ACR/SIIM/STR sponsor machine learning challenge for pneumothorax detection
The American College of Radiology (ACR), the Society for Imaging Informatics in Medicine (SIIM), the Society of Thoracic Radiology (STR), and MD.ai are jointly sponsoring a machine learning challenge on pneumothorax detection and localization. The Pneumothorax Detection Challenge will be launched at SIIM’s 2019 Annual Meeting being held June 26-28 in Aurora, CO.
Participants in the challenge will develop high quality pneumothorax detection algorithms to prioritize patients for expedited review and treatment and to promote the development of clinically relevant use cases for artificial intelligence (AI). They will use augmented annotations on the public chest radiograph dataset from the National Institutes of Health (NIH) created by radiologists from SIIM and STR. These annotations were developed using a commercial web-based tool from MD.ai, and follow the ACR Data Science Institute’s structured artificial intelligence (AI) use case for pneumothorax detection. Standards-based healthcare API's (FHIR and DICOMweb) will be used to reduce the interoperability barriers to clinical implementation post-competition.
“This Kaggle competition will result in open source algorithms to help solve a serious healthcare problem that can lead to death if not identified and treated quickly,” said Bibb Allen Jr., MD, chief medical officer of the ACR Data Science Institute in a joint press release. “By co-hosting this challenge to engage data scientists in solving real clinical problems defined in a structured AI use case, we are bringing together the radiology and technical communities to generate new healthcare solutions and improve patient care.”
Winning teams will be announced at the 2019 SIIM Conference on Machine Intelligence in Medical Imaging being held September 22-23 in Austin, TX.
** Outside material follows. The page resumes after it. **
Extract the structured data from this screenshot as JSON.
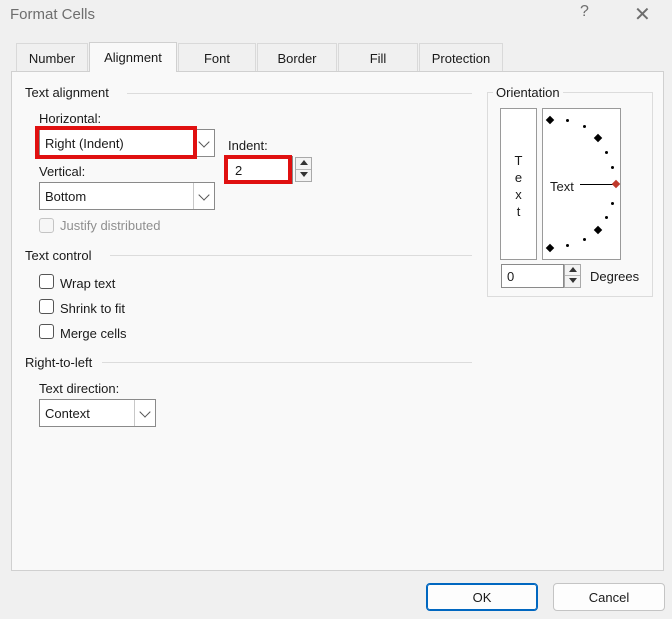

A similar Kaggle challenge, the Pneumonia Detection Challenge, is sponsored by the Radiological Society of North America (RSNA). The 2018 challenge winners, announced at the 2018 RSNA annual meeting, were Alexandre Cadrin-Chênevert, MD, a practicing radiologist in Lanaudière, Quebec, Canada, and Ian Pan, a third-year medical student at Brown University in Providence, RI. A total of 346 teams participated in this challenge designed to foster the development of AI algorithms.